Luis Carbonell, declamador, auténtico, pleno y sencillo, es de esos artistas que todos admiran por su entrega y profesionalidad. Conocido por varias generaciones de cubanos como el Acuarelista de la Poesía Antillana, algunos se explican su éxito a la creación de un estilo único que lo convierte en un clásico.
Maestro de varias generaciones de artistas, ha llevado la docencia a la par de sus actuaciones: lo aprendí de mi madre. Tengo cuatro alumnos que prometen y uno de ellos quiere seguir mis pasos –afirmó con orgullo-.
Acerca del magisterio, una actividad que venera ha dicho también:
Nunca les cobré un centavo ni antes ni ahora a ninguno, pues si lo hiciera, ¿quién las podría pagar? No, en realidad es que nací para dar, para entregar este arte que he logrado con tantos años de esfuerzos y sacrificios. Y es que además, mucho lo disfruto, porque soy, como mi madre, un educador. Cobrar sería una "discondición" humana. –dijo con modestia-.
Integrante de una familia de siete hermanos, su madre escribía y enseñaba poesía a sus hermanas mayores. Ella fue, sin dudas, la persona que más marcó su vida y su carrera.
Siempre luchó por elevar el nivel de la declamación de la poesía afro. Por eso creé una técnica que no se aprende en un día, sino en seis décadas de esfuerzo. Con frecuencia les digo a mis alumnos: Te estoy explicando 60 años de experiencia en 60 minutos.
Soy un autodidacta. Por mí mismo aprendí el uso de la voz, la selección de temas, de material, con lecturas constantes, ejercicios, ensayos y mi experiencia personal. Poco a poco he ido creando una metodología que hoy pongo en práctica para mi propio trabajo y para
los artistas aficionados que acuden a mis clases.
Una de sus actividades predilectas es el estudio de la historia. También, disfruta la poesía y confiesa que la música es la manifestación que más le atrae, porque le permite imprimirle ritmo a la recitación, con el empleo perfecto de la clave en la percusión.
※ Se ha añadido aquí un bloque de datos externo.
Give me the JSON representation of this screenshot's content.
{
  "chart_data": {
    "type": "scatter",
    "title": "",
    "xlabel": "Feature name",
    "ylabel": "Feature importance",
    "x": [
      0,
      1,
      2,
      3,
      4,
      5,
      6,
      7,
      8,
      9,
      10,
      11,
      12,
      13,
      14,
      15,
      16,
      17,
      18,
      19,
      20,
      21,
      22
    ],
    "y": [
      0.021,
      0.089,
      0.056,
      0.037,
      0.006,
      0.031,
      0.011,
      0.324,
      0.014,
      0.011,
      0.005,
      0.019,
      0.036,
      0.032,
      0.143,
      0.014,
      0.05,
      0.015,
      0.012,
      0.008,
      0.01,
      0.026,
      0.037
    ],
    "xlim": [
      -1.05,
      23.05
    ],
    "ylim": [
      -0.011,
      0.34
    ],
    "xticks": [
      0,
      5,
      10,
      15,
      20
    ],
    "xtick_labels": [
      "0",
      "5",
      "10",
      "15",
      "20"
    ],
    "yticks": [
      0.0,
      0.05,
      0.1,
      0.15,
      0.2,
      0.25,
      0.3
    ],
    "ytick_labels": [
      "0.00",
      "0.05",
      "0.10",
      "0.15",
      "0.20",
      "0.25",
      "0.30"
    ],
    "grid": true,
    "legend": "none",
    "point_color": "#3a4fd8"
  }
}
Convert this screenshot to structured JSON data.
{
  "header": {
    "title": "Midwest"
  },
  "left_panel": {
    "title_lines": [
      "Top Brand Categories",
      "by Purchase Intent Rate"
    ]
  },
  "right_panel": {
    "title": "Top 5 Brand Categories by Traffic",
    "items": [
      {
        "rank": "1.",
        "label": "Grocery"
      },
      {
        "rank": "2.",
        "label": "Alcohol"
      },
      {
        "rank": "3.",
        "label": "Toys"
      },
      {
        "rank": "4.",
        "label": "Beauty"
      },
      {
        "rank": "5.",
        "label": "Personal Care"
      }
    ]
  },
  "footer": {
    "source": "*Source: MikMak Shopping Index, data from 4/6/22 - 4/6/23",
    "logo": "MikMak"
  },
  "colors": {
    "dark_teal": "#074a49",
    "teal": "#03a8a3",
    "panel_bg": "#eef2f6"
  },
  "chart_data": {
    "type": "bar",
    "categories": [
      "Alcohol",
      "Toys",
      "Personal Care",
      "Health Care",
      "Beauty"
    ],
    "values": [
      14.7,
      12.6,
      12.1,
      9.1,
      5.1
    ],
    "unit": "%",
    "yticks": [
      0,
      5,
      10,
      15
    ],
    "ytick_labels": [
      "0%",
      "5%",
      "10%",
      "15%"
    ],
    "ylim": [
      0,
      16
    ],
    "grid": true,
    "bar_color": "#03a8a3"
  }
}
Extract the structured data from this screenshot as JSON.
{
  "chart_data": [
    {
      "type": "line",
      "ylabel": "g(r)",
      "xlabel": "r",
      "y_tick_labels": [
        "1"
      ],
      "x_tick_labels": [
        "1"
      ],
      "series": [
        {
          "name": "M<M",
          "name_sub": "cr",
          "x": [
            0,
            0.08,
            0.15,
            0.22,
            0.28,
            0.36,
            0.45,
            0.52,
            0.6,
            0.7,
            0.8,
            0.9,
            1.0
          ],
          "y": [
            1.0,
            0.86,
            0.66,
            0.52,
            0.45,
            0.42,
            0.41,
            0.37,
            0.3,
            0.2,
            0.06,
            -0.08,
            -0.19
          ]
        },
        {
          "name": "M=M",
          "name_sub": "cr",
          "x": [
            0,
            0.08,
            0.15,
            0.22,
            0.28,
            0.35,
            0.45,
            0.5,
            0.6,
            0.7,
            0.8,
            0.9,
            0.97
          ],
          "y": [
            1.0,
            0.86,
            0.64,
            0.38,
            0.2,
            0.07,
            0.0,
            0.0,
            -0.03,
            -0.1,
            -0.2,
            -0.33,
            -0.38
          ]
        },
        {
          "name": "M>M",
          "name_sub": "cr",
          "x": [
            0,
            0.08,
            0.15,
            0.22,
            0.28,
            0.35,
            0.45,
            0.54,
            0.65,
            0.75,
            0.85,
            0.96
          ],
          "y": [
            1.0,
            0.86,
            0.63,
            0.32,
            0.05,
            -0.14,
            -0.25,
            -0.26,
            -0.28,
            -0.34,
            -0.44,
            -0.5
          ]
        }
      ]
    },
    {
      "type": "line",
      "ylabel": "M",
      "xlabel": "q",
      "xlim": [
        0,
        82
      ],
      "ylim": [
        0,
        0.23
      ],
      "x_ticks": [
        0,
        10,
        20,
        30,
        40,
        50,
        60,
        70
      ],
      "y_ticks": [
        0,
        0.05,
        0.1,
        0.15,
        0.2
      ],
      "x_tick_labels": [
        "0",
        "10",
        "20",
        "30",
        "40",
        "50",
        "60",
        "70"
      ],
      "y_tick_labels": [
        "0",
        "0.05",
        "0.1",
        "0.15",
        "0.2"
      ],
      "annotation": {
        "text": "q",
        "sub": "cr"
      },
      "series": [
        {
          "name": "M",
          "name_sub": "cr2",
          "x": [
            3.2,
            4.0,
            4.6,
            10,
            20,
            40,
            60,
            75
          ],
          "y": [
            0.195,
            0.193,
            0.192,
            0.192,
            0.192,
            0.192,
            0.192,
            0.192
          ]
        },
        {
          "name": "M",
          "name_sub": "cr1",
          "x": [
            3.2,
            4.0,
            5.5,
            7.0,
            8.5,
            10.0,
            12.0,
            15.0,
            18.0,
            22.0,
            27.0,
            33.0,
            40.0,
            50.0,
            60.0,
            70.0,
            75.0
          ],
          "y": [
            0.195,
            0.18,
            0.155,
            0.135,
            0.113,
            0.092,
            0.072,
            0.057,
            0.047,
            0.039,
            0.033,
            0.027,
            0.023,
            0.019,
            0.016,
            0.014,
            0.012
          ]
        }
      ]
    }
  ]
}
Luis Carbonell tiene predilección en especial por el violín y el piano, que junto a la rítmica de los instrumentos de percusión, están incorporados a su arte.
A él se debe la formación y asesoramiento de diversos tríos y cuartetos vocales. En un artículo consultado, el artista mencionaba algunos como el de Facundo Rivero –cuando debutó en CMQ-, pasando por el de Orlando de la Rosa; las D’Aida; los Del Rey (cuando estaba Pablo Milanés, les monté negro spirituals); el Trío Antillano; Los Cañas (el más importante en mi vida con Tony Pinelli, Paquito González, José Mateo, Iván Cañas y Roberto Benítez; fueron los primeros y los únicos hasta ahora que hicieron música "clásica" con ritmos populares cubanos, sobre todo Bach, Chopin, Schubert, Shostakovich).
Llevó hasta los públicos más diversos el genuino arte de Cuba y contribuyendo a popularizar la poesía del Poeta Nacional de Cuba, Nicolás Guillén. Su arte es muy gustado en diferentes países principalmente de América Latina y en particular en Puerto Rico y República Dominicana.
Ha sido distinguido con la Orden Félix Varela, la Distinción por la Cultura Nacional y la Medalla Raúl Gómez García y el Premio Nacional de la Música 2003.
Autorizadas opiniones
En la Venezuela de 1952, Carpentier reconoció que Luis Carbonell fue: el iniciador de una técnica dotada de extraordinaria elocuencia expresiva, juicio al que siguió otro, también ese año, de Emilio Ballagas, quien lo llamó magnífico juglar antillano.
Aún otro, en 1959, de José Manuel Valdés-Rodríguez, quien aseveró: Luis Carbonell es un ejemplo de artista inquieto, insatisfecho, deseoso siempre de poner en juego su aptitud creadora. Por eso le debemos muy singulares ejemplos de sensibilidad, de inteligencia, de innovación.
Aunque comenzó antes, sólo a partir de l952 le llovieron los justos elogios.
Como dijera el destacado intelectual Miguel Barnet, al presentarlo ante una audiencia de los Estados Unidos en 1983: Ha heredado del griot africano y del cuentero español las savias de la oralidad y del teatro popular de ambos continentes y los ha licuado en una alquimia personal
que lo convierten en el más genuino exponente de la poesía hispanoamericana de todos los tiempos.
Su cubanía es una fuerza perviva que se derrama a todo lo largo del archipiélago y que ha logrado alcanzar otros territorios, otras latitudes en donde otros cubanos han sabido reconocerse en ella misma, aclamarla y convertirla en signo de identidad.
Luis Carbonell se sembró como semilla próspera en el corazón de su pueblo, quien lo distingue con su cariño y admiración.